Zu den weiteren Verbreitungswegen des Epstein-Barr-Virus zählen Bluttransfusionen, die Übertragung von Körperflüssigkeiten beim Geschlechtsverkehr oder Organtransplantationen.1
Können Vitamine Epstein-Barr-Infektionen verhindern?
Vitamine und Mineralien spielen eine Rolle für ein gesundes Immunsystem und können dazu beitragen, EBV-Infektionen und Reaktivierungen des Virus zu verhindern.10 Studien zeigen, dass Vitamin D dazu beitragen kann, die Immunantwort auf das Virus zu stärken.11 Es hat sich auch gezeigt, dass eine hochdosierte Vitamin-C-Therapie dabei hilft, EBV-Infektionen zu beseitigen, was dazu beitragen kann, eine Reaktivierung zu verhindern.12
Bewältigung
Die infektiöse Mononukleose ist eine schwere Krankheit, aber die meisten Patienten erholen sich vollständig. Allerdings macht es keinen Spaß, wochenlang im Bett zu bleiben, und die Symptome sind lästig und können lange anhalten.
Ruhen Sie sich aus, trinken Sie viel Flüssigkeit, lutschen Sie Lutschtabletten, Bonbons oder gefrorene Eiswürfel und versuchen Sie, mit Salzwasser zu gurgeln, wenn Ihr Hals schmerzt. Essen Sie, wenn Sie sich gut genug dafür fühlen.
Seien Sie sanft zu Ihrem Körper. Es bekämpft einen Virus und versucht zu heilen. Sammeln Sie Ihre Lieblingsfilme oder -sendungen für eine Binge-Watching-Session. Bitten Sie Ihre Familie und Freunde um Hilfe beim Essen und anderen Haushaltsaufgaben. Wenn Sie sich nach mehreren Wochen nicht besser fühlen, wenden Sie sich an Ihren Arzt.
Zusammenfassung
Das Epstein-Barr-Virus verläuft oft asymptomatisch, kann jedoch eine mono- oder chronische EBV-Infektion verursachen. Derzeit gibt es keine Behandlung, die gegen das Virus wirkt. Stattdessen konzentriert sich die Behandlung auf die Linderung der Symptome und die Stärkung der Immungesundheit.

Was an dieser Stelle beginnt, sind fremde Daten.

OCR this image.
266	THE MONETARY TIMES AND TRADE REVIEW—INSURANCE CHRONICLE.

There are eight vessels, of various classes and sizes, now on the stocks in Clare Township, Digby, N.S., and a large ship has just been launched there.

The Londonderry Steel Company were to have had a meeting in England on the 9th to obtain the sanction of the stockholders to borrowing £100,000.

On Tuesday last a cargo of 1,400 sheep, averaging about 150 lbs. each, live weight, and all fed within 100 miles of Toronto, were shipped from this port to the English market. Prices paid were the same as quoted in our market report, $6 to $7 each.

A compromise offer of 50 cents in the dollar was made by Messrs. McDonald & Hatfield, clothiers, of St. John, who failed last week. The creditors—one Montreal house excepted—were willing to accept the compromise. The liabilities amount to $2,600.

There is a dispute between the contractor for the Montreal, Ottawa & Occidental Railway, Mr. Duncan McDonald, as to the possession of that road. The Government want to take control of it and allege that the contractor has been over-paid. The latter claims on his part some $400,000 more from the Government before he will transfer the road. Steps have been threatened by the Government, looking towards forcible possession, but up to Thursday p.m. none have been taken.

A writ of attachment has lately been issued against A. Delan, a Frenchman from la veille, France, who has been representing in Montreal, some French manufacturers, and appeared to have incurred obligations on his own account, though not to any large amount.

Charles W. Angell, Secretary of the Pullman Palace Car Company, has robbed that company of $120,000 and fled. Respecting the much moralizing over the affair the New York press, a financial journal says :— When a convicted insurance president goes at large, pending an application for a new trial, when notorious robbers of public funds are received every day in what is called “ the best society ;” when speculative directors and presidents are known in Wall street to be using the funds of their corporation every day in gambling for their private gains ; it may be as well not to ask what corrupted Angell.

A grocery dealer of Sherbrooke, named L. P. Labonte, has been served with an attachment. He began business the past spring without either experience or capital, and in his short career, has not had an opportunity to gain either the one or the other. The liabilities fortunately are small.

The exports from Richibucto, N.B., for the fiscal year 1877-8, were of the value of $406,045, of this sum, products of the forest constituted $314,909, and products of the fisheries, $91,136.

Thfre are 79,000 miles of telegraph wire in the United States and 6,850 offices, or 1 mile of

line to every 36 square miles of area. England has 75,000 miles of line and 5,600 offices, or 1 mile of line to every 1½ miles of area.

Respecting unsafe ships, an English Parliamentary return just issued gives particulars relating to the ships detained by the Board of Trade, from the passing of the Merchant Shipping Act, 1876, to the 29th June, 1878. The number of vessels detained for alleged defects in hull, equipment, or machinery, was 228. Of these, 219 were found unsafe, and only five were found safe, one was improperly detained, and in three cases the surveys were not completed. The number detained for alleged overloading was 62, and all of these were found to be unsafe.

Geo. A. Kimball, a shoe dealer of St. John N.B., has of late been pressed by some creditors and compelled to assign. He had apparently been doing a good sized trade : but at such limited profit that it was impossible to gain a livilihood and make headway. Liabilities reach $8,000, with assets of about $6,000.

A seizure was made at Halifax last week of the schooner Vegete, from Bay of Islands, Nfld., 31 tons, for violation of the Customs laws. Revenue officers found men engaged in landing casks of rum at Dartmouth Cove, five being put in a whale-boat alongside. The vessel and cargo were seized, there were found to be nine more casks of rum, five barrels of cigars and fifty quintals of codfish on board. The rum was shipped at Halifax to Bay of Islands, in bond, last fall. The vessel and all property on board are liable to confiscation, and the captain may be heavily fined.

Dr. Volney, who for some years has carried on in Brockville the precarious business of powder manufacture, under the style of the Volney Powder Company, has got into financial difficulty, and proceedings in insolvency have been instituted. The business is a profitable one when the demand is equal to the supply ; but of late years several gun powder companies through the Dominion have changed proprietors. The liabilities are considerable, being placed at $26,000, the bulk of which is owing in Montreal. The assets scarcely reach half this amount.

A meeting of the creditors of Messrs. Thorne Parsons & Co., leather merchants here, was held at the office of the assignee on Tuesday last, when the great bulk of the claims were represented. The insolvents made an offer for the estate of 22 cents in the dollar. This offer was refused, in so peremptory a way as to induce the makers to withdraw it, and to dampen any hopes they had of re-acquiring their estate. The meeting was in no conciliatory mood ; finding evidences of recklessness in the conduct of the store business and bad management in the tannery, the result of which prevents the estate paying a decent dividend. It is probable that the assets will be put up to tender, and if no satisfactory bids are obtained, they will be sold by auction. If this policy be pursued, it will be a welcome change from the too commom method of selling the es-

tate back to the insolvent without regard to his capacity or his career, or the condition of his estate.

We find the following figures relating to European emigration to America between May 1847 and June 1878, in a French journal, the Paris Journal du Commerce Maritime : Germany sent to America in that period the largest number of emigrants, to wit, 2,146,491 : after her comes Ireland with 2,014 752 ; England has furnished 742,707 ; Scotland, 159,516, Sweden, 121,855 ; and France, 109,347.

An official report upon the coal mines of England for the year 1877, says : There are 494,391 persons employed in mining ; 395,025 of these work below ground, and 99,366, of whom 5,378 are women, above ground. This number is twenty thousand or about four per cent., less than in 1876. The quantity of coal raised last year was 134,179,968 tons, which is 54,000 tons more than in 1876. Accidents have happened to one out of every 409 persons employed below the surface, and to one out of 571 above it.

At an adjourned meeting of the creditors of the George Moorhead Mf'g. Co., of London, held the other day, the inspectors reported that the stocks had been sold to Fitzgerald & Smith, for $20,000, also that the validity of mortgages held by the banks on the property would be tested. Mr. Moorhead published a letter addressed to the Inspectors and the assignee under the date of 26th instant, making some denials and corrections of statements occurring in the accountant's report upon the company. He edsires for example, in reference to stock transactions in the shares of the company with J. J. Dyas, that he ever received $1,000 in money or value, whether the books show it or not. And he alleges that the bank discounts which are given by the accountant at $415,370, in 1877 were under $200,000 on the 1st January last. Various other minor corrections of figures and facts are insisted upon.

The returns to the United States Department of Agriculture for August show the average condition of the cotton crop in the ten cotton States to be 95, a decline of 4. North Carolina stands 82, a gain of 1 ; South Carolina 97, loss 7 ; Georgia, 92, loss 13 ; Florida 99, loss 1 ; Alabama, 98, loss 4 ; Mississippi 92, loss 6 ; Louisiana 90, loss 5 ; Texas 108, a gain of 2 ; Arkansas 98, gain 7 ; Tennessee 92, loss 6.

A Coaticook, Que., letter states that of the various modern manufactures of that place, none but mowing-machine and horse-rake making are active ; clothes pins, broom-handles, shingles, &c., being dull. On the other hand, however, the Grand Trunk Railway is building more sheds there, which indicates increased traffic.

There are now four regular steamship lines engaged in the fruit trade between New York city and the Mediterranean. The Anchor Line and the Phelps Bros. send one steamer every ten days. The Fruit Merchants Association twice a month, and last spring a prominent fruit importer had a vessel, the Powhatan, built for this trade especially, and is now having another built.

Chronisches EBV wird mit Stammzellen behandelt.
Durch die Reduzierung des Expositionsrisikos können junge Erwachsene vermeiden, wochenlang wegen einer infektiösen Mononukleose die Schule oder die Arbeit zu verpassen. Glücklicherweise haben Sie gute Chancen, sich innerhalb weniger Wochen vollständig zu erholen, wenn Sie der Krankheit ausgesetzt sind und eine Monochromose entwickeln.

Willkommen auf meiner Seite!Ich bin Dr. J. K. Hartmann, Facharzt für Schmerztherapie und ganzheitliche Gesundheit. Mit langjähriger Erfahrung in der Begleitung von Menschen mit chronischen Schmerzen, Verletzungen und gesundheitlichen Herausforderungen ist es mein Ziel, fundiertes medizinisches Wissen mit natürlichen Methoden zu verbinden.